If the waitForObject function cannot find the object with the given name an exception is raised. For most languages this is a base class exception, but for Python it is the more specialized LookupError and for Ruby Squish::LookupError. If the exception isn't caught an error entry to be added to Squish's log in the Test Results view (Section 8.2.15). (See How to Handle Exceptions Raised in Test Scripts (Section 5.19).) This is normally what we want since it probably means we mistyped one of the property's values. However, if an object may exist only in some cases (for example, if a particular tab of a tab widget is chosen), we can use the object.exists function to check if an object of the given name exists, and if it does to perform any tests we want on it in that case. For example, in Python we could write this:

Python
moreOptionsButtonName = "{type='QPushButton' name='More Options'}"
if object.exists(moreOptionsButtonName):
    moreOptionsButton = waitForObject(moreOptionsButtonName)
    clickButton(moreOptionsButton)
One advantage of this approach is that if the object does not exist the script finds out straight away.

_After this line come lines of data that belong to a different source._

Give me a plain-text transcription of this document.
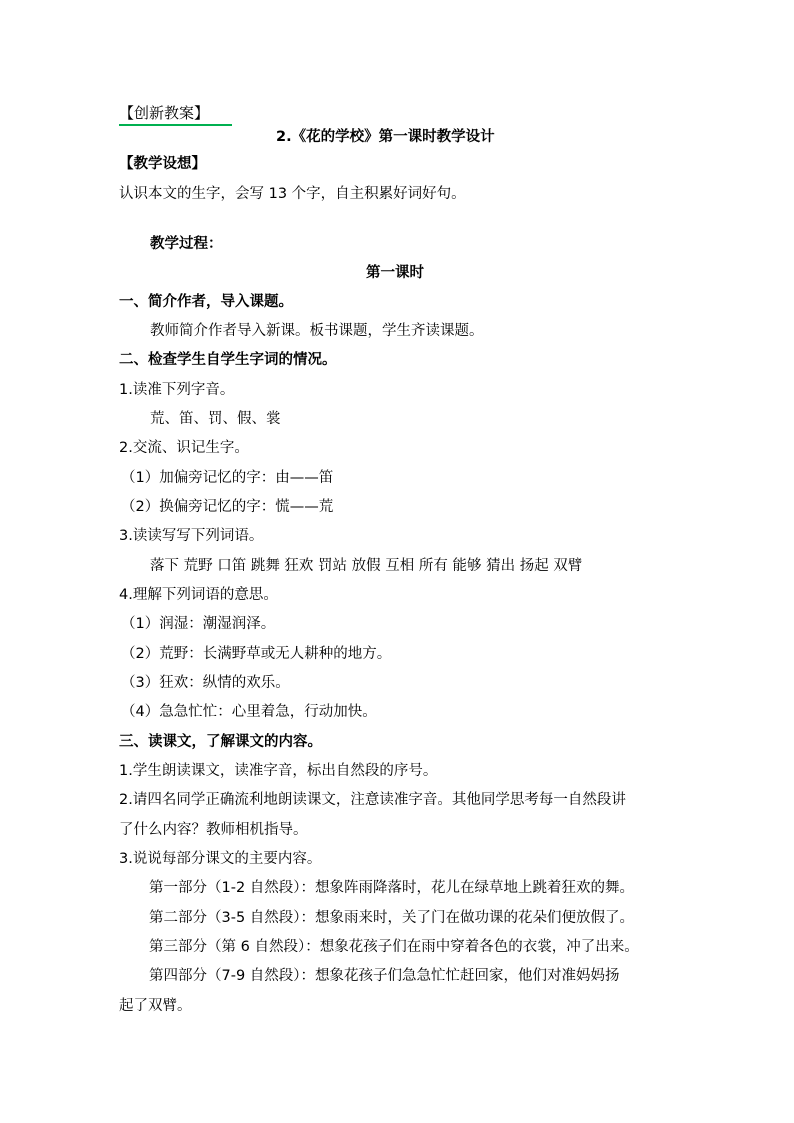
【创新教案】
2.《花的学校》第一课时教学设计
【教学设想】
认识本文的生字，会写 13 个字，自主积累好词好句。
教学过程：
第一课时
一、简介作者，导入课题。
教师简介作者导入新课。板书课题，学生齐读课题。
二、检查学生自学生字词的情况。
1.读准下列字音。
荒、笛、罚、假、裳
2.交流、识记生字。
（1）加偏旁记忆的字：由——笛
（2）换偏旁记忆的字：慌——荒
3.读读写写下列词语。
落下 荒野 口笛 跳舞 狂欢 罚站 放假 互相 所有 能够 猜出 扬起 双臂
4.理解下列词语的意思。
（1）润湿：潮湿润泽。
（2）荒野：长满野草或无人耕种的地方。
（3）狂欢：纵情的欢乐。
（4）急急忙忙：心里着急，行动加快。
三、读课文，了解课文的内容。
1.学生朗读课文，读准字音，标出自然段的序号。
2.请四名同学正确流利地朗读课文，注意读准字音。其他同学思考每一自然段讲
了什么内容？教师相机指导。
3.说说每部分课文的主要内容。
第一部分（1-2 自然段）：想象阵雨降落时，花儿在绿草地上跳着狂欢的舞。
第二部分（3-5 自然段）：想象雨来时，关了门在做功课的花朵们便放假了。
第三部分（第 6 自然段）：想象花孩子们在雨中穿着各色的衣裳，冲了出来。
第四部分（7-9 自然段）：想象花孩子们急急忙忙赶回家，他们对准妈妈扬
起了双臂。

Compare it with this approach:
Python
try:
    moreOptionsButtonName = "{type='QPushButton' name='More Options'}"
    moreOptionsButton = waitForObject(moreOptionsButtonName)
except LookupError:
    pass # button doesn't exist so don't try to click it
else:
    clickButton(moreOptionsButton)

This is potentially slower than using the object.exists function since the waitForObject function will wait for 20 seconds (the default timeout, which can be changed by giving a second argument), although both approaches are valid.

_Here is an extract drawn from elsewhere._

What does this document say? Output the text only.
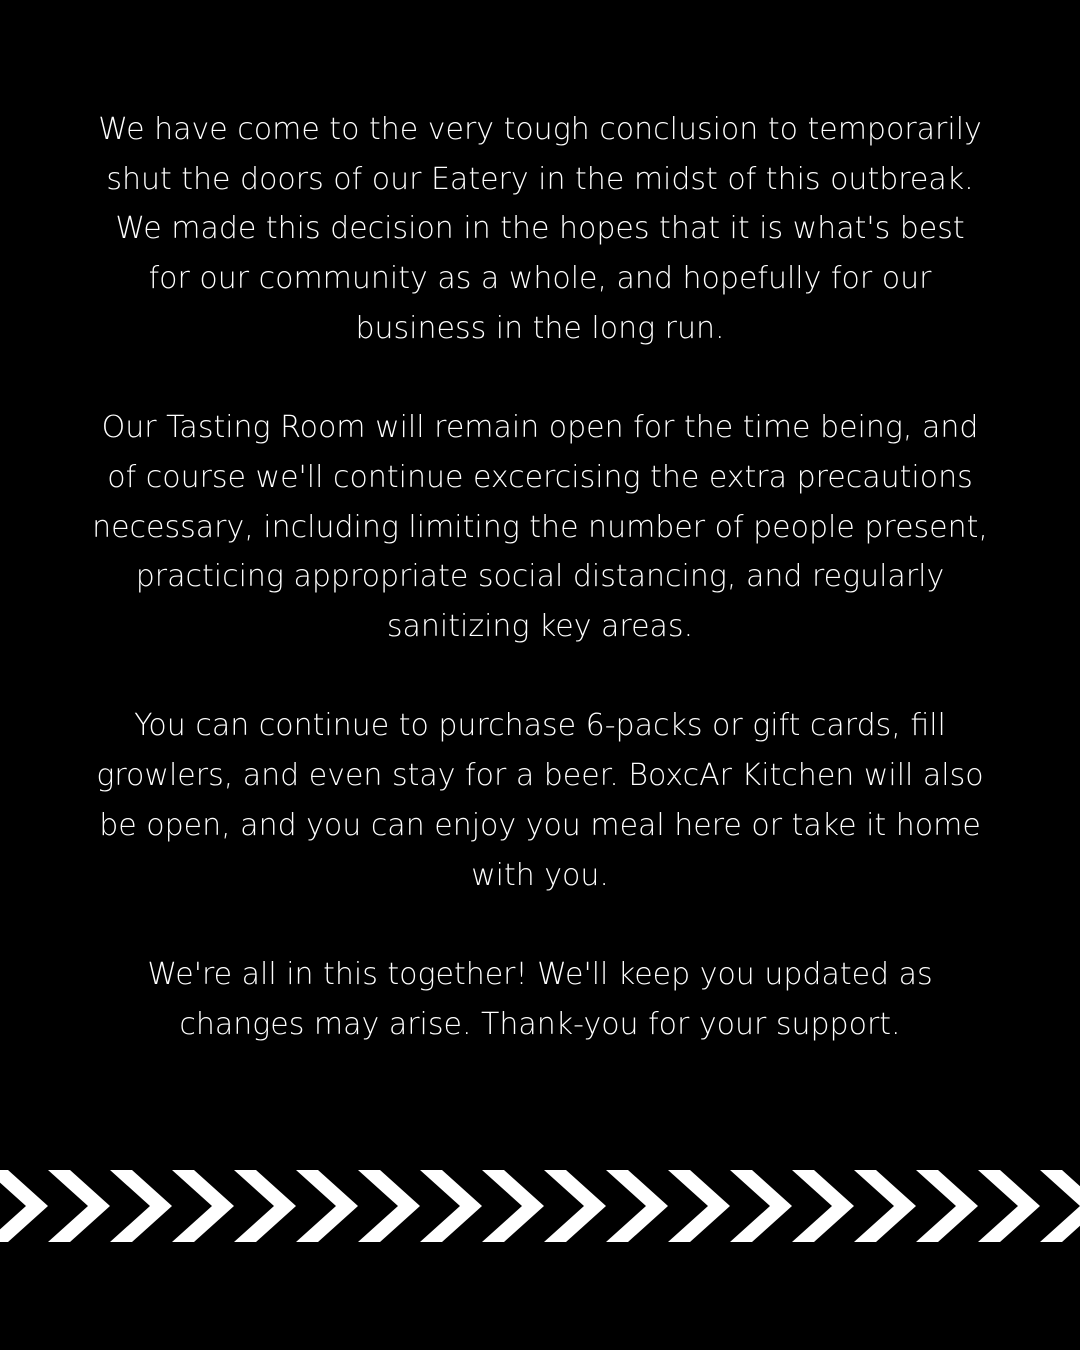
We have come to the very tough conclusion to temporarily shut the doors of our Eatery in the midst of this outbreak. We made this decision in the hopes that it is what's best for our community as a whole, and hopefully for our business in the long run.

Our Tasting Room will remain open for the time being, and of course we'll continue excercising the extra precautions necessary, including limiting the number of people present, practicing appropriate social distancing, and regularly sanitizing key areas.

You can continue to purchase 6-packs or gift cards, fill growlers, and even stay for a beer. BoxcAr Kitchen will also be open, and you can enjoy you meal here or take it home with you.

We're all in this together! We'll keep you updated as changes may arise. Thank-you for your support.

5.1.3. How to Access Objects Using Symbolic Names

When Squish records a test it uses symbolic names to identify the widgets. Some symbolic names are quite easy to understand, for example, ":fileNameEdit_QLineEdit", while others can be more cryptic, for example, ":CSV Table - before.csv.File_QTableWidget"—this symbolic name includes the window caption which shows the name of the current file. Symbolic names are generated programmatically by Squish although they can also be used in hand-written code, or when modifying or using extracts from recorded tests.

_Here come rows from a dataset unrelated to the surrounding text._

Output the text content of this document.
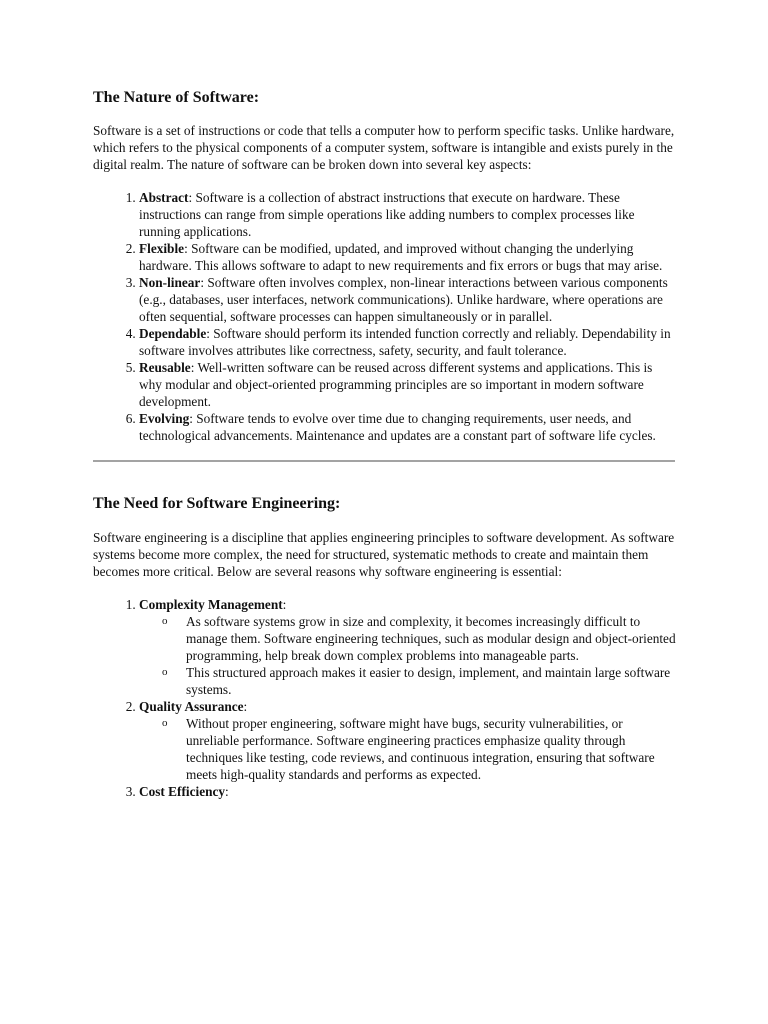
The Nature of Software:

Software is a set of instructions or code that tells a computer how to perform specific tasks. Unlike hardware, which refers to the physical components of a computer system, software is intangible and exists purely in the digital realm. The nature of software can be broken down into several key aspects:

1. Abstract: Software is a collection of abstract instructions that execute on hardware. These instructions can range from simple operations like adding numbers to complex processes like running applications.
2. Flexible: Software can be modified, updated, and improved without changing the underlying hardware. This allows software to adapt to new requirements and fix errors or bugs that may arise.
3. Non-linear: Software often involves complex, non-linear interactions between various components (e.g., databases, user interfaces, network communications). Unlike hardware, where operations are often sequential, software processes can happen simultaneously or in parallel.
4. Dependable: Software should perform its intended function correctly and reliably. Dependability in software involves attributes like correctness, safety, security, and fault tolerance.
5. Reusable: Well-written software can be reused across different systems and applications. This is why modular and object-oriented programming principles are so important in modern software development.
6. Evolving: Software tends to evolve over time due to changing requirements, user needs, and technological advancements. Maintenance and updates are a constant part of software life cycles.
The Need for Software Engineering:

Software engineering is a discipline that applies engineering principles to software development. As software systems become more complex, the need for structured, systematic methods to create and maintain them becomes more critical. Below are several reasons why software engineering is essential:

1. Complexity Management:
o As software systems grow in size and complexity, it becomes increasingly difficult to manage them. Software engineering techniques, such as modular design and object-oriented programming, help break down complex problems into manageable parts.
o This structured approach makes it easier to design, implement, and maintain large software systems.
2. Quality Assurance:
o Without proper engineering, software might have bugs, security vulnerabilities, or unreliable performance. Software engineering practices emphasize quality through techniques like testing, code reviews, and continuous integration, ensuring that software meets high-quality standards and performs as expected.
3. Cost Efficiency:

Symbolic names have one major advantage over real names: if a property that a real name depends on changes (i.e., due to a change in the AUT), the real name will no longer be valid, and all uses of it in test scripts will have to be updated. But if a symbolic name has been used, the real name that the symbolic name refers to, (i.e., the name's properties and their values), can simply be updated in the Object Map, and no changes to tests are necessary. It is for this reason that it is almost always better to use symbolic names rather than real names whenever possible. (See Object Map (Section 7.11) and the Object Map view (Section 8.2.9).)

(Incidentally, Squish distinguishes between the two kinds of names by the fact that symbolic names begin with a colon (:) while real names are always enclosed in braces ({}).)